When B3 was announced in December 2017, a wave of intrigue ran across Melbourne’s electronic music community. Across 2018, and particularly in the later half of the year, the hype became quite real. DJ Koze was my hot favourite for the night.
Fast forward to 27th of September, and expectations were well met. The first thing you notice when entering the venue was the rumbling coming from the looming dance floor, set deep in the belly of the Etihad Stadium car park. For me this created a vibe of menace (in a good sense) and curiosity. We were entering a hedonist’s playground.
The second thing you notice is a strong feeling of disorientation. The space was vast, yet the roof was low. Its funny how a space can affect your senses. You almost forgot you were in a car park.
Enter the dance floor. Our crew found its position quick smart, tucked in a zone where the bass was rich and encompassing. The sound was well tuned for the space, a healthy dose of soundproofing foam negating any reverberations.
Gerd Janson was first up, playing with class, and an appropriate track selection given his set time. I think that his Sugar Mountain set was still fresh on the minds of Melburnians in particular, so there was an expectation to be taken to disco town amongst my friends. However, he laid out a classy set for the car park setting.
DJ Koze was best on ground. You could hear his unique take on electronic music and years of experience as he took the crowd on a two-hour sonic journey. His trick was blending between genres in a seamless fashion. He had the crowd covered and moving.

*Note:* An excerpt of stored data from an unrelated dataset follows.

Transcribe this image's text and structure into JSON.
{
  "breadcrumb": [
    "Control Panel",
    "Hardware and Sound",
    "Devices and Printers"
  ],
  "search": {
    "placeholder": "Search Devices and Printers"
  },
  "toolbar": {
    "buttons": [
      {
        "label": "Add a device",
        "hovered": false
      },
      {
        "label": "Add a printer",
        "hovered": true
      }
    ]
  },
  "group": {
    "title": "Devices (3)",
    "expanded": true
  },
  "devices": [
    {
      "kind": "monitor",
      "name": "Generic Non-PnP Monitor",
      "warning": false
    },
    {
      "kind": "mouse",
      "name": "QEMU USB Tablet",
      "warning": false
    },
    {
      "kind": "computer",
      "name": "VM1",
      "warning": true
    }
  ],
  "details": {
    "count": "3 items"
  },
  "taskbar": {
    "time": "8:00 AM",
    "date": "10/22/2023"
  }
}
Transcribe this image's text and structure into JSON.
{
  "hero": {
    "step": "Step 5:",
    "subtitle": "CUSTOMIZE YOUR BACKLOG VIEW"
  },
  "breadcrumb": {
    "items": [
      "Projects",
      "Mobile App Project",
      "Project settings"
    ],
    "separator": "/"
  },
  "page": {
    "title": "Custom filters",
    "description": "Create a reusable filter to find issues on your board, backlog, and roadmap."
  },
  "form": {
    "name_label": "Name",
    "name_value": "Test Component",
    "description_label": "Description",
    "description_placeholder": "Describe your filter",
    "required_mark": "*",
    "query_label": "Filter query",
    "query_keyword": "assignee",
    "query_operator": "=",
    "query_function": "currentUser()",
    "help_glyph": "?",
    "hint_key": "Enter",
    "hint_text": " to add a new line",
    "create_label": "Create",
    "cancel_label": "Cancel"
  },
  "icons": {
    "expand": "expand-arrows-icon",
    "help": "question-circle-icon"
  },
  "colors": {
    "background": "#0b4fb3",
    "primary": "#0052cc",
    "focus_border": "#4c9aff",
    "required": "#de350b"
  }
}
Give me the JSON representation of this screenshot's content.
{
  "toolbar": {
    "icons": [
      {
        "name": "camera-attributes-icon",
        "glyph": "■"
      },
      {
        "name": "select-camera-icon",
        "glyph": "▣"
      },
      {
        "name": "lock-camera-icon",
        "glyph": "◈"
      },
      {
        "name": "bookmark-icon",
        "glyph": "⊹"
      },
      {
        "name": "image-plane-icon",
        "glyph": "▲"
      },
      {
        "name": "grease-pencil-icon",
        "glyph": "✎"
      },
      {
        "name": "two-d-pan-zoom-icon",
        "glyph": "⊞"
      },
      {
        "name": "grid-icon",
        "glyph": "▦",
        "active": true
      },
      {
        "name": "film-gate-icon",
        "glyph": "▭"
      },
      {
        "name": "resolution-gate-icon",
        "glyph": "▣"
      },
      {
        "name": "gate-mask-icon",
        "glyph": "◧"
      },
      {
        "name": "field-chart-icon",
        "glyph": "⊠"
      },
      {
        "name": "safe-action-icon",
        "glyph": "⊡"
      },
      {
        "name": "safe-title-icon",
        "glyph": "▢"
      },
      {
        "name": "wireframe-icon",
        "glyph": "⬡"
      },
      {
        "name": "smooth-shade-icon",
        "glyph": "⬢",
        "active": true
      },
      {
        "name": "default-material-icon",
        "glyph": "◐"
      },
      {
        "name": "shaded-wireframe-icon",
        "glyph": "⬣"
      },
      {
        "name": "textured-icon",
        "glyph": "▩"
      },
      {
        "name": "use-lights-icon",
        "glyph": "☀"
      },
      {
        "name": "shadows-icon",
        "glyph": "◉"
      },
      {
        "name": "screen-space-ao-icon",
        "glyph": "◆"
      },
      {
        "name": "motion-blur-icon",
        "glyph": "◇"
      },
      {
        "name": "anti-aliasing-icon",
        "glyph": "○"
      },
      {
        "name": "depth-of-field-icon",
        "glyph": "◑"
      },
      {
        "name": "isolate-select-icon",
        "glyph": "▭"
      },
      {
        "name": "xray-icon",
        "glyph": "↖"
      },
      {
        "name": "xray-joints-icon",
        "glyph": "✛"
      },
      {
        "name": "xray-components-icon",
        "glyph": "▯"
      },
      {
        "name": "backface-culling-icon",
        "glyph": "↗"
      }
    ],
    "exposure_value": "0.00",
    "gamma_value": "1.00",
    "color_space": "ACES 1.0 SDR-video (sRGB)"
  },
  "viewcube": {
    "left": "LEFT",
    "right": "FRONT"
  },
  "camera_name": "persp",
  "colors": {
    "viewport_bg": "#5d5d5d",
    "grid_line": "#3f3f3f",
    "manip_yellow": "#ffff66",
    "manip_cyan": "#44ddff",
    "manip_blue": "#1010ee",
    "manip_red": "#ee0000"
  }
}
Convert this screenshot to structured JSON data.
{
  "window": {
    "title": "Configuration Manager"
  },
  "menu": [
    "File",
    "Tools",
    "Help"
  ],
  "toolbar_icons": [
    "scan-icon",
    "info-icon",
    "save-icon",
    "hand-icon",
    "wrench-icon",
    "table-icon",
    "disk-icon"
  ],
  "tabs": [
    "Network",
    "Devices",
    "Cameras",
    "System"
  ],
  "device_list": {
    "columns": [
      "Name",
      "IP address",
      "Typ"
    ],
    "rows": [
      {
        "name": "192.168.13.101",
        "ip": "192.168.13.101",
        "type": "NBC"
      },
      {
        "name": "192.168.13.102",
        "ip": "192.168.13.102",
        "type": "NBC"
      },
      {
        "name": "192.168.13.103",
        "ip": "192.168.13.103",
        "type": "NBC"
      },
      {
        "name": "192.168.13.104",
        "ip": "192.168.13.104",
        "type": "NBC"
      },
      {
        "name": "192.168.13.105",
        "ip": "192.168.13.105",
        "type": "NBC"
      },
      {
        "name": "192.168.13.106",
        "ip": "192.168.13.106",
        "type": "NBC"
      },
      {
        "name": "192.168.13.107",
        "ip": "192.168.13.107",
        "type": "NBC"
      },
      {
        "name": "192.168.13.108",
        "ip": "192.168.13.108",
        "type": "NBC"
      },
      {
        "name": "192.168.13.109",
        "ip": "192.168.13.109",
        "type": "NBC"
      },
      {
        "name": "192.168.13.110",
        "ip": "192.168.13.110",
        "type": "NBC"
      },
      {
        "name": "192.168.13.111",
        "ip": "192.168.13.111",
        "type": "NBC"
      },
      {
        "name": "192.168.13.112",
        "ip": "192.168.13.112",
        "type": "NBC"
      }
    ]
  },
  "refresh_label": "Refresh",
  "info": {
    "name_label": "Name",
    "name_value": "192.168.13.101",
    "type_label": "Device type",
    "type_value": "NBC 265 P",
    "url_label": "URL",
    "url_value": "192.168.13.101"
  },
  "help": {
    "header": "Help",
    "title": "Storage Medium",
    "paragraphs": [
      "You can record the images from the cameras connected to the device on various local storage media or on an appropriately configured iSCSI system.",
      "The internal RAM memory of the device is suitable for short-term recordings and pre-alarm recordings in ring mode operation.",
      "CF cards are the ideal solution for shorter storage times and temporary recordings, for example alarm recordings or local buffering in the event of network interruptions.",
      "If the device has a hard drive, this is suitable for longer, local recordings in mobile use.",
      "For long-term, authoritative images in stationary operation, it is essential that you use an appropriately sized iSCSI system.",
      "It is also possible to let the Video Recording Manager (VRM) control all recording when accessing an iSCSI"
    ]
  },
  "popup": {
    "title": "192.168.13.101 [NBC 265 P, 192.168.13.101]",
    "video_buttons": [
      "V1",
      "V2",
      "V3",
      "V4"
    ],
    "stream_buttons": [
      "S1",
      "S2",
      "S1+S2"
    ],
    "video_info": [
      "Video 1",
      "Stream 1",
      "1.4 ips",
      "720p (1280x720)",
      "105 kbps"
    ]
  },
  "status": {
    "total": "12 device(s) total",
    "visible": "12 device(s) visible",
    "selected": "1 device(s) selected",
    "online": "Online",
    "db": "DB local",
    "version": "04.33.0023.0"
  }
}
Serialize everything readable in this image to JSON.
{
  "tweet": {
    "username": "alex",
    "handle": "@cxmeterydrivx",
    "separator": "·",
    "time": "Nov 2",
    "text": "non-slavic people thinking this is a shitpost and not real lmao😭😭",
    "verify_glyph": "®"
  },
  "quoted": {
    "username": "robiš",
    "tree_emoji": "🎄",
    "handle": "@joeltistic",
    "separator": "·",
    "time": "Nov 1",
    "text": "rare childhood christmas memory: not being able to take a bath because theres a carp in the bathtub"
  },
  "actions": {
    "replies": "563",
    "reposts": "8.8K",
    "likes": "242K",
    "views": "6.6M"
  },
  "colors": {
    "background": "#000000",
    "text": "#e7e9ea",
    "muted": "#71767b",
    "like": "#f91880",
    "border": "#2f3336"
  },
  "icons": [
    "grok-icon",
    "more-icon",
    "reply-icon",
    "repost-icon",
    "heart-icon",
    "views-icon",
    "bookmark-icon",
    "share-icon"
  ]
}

I’m not a fan of disco. I can’t stand 20 minutes of it, but like any genre, there is good disco and bad disco. Maybe I’ve only heard bad disco? DJ Koze’s Pick Up sits comfortably under the ‘good disco’ banner, and needless to say, it had me and the 7000 other people in the crowd grooving like it was our last night on earth.
He would move from upbeat tracks all the way through to techno weapons like Planetary Assault Systems’ Desert Races. Tracks like these carry a force of a hydrogen bomb, and the ebb and flow from gentle to gritty, atmospheric to driving, made for an utterly absorbing experience.
There is a lot of hype surrounding Belgium’s Charlotte de Witte. The 26-year-old has shot to stardom in the techno-sphere in the past year or so, and thus it was interesting to hear what she had to play.
The scene was set when she played her first few tracks around 3am – heavy and straightforward techno. However, the issue for me was that the vibe didn’t change for the next two hours. Her set was quite linear in the sense that it didn’t have the ebb-and-flow of peaks and troughs or the oscillations of high and low moments.
Technically, she performed really well, but the issue was track selection. Variation is the spice of life, and the repetition of a build and drop into a kick drum became a bit predictable and uninteresting.
As for areas of improvement? As good as the sound was (and it was very good), there were pockets where it could have been stronger. Maybe some more sound coming from the sides of the dance floor would have provided the oomph, but I’m no expert, so I’ll leave that one to the professionals.
All in all, B3 nailed it. One of Novel’s hallmarks is the attention to detail and level of professionalism when it comes to putting on new ideas. Smalltown is turning into one of the most sought-after and hyped events around Melbourne, and B3 is proof of that. I can’t wait for the next one.